Chinese foreign ministry spokesman Geng Shuang said at a regular briefing in Beijing on Wednesday when asked about the rules.
Limiting tech exports will not disrupt China’s innovation or development, said Geng.
According to the status update, the agency plans to regulate exports of quantum diluted refrigerators, which are used to keep qubits cold in some quantum machines. Qubits are used in quantum computers to perform calculations that would take conventional computers for thousands of years.
Major makers of the refrigeration devices include U.K.-based ICE Oxford, Finland-based Bluefors, and U.S.-based Janis Research.
The rules would apply to exports of goods from the U.S. as well as shipments of items made abroad that contain a significant amount of U.S. technology or components.
That rule was sent to the Commerce Department’s Office of Policy and Strategic Planning on Nov. 19, along with another law regulating 3-D printing for explosives, the document shows.
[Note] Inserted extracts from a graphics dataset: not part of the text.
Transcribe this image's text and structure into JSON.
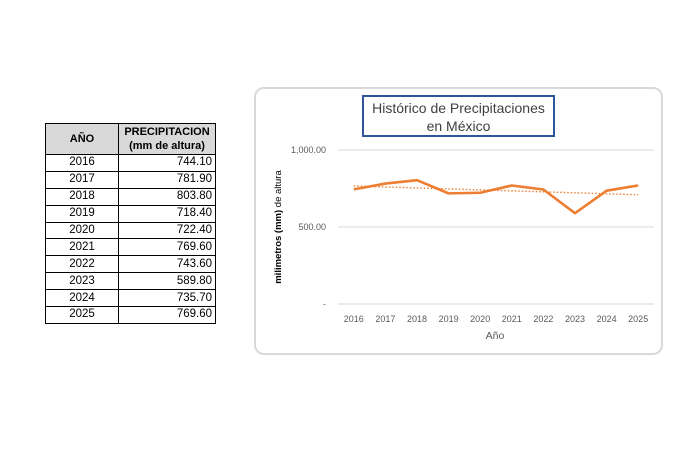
{
  "table": {
    "header_year": "AÑO",
    "header_value_line1": "PRECIPITACION",
    "header_value_line2": "(mm de altura)",
    "rows": [
      {
        "year": "2016",
        "value": "744.10"
      },
      {
        "year": "2017",
        "value": "781.90"
      },
      {
        "year": "2018",
        "value": "803.80"
      },
      {
        "year": "2019",
        "value": "718.40"
      },
      {
        "year": "2020",
        "value": "722.40"
      },
      {
        "year": "2021",
        "value": "769.60"
      },
      {
        "year": "2022",
        "value": "743.60"
      },
      {
        "year": "2023",
        "value": "589.80"
      },
      {
        "year": "2024",
        "value": "735.70"
      },
      {
        "year": "2025",
        "value": "769.60"
      }
    ]
  },
  "chart_data": {
    "type": "line",
    "title_line1": "Histórico de Precipitaciones",
    "title_line2": "en México",
    "xlabel": "Año",
    "ylabel_bold": "milimetros (mm)",
    "ylabel_rest": " de altura",
    "categories": [
      "2016",
      "2017",
      "2018",
      "2019",
      "2020",
      "2021",
      "2022",
      "2023",
      "2024",
      "2025"
    ],
    "series": [
      {
        "values": [
          744.1,
          781.9,
          803.8,
          718.4,
          722.4,
          769.6,
          743.6,
          589.8,
          735.7,
          769.6
        ],
        "color": "#ed7d31"
      }
    ],
    "trendline": {
      "type": "linear",
      "style": "dotted",
      "color": "#ed7d31"
    },
    "ylim": [
      0,
      1000
    ],
    "yticks": [
      {
        "value": 0,
        "label": "-"
      },
      {
        "value": 500,
        "label": "500.00"
      },
      {
        "value": 1000,
        "label": "1,000.00"
      }
    ],
    "grid": true
  }
}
Another regulation on exports of the so-called “Gate-All-Around Field Effect transistor technology used to manufacture semiconductors, was awaiting comments from other agencies on Dec. 5.
The transistors are expected to play a major role in newer, faster semiconductors that are under development by Taiwan Semiconductor Manufacturing Co, Samsung Electronics Co Ltd, and Intel Corp.
Two other rules would regulate chemicals used to make Russian nerve agent Novichok and single-use chambers for chemical reactions.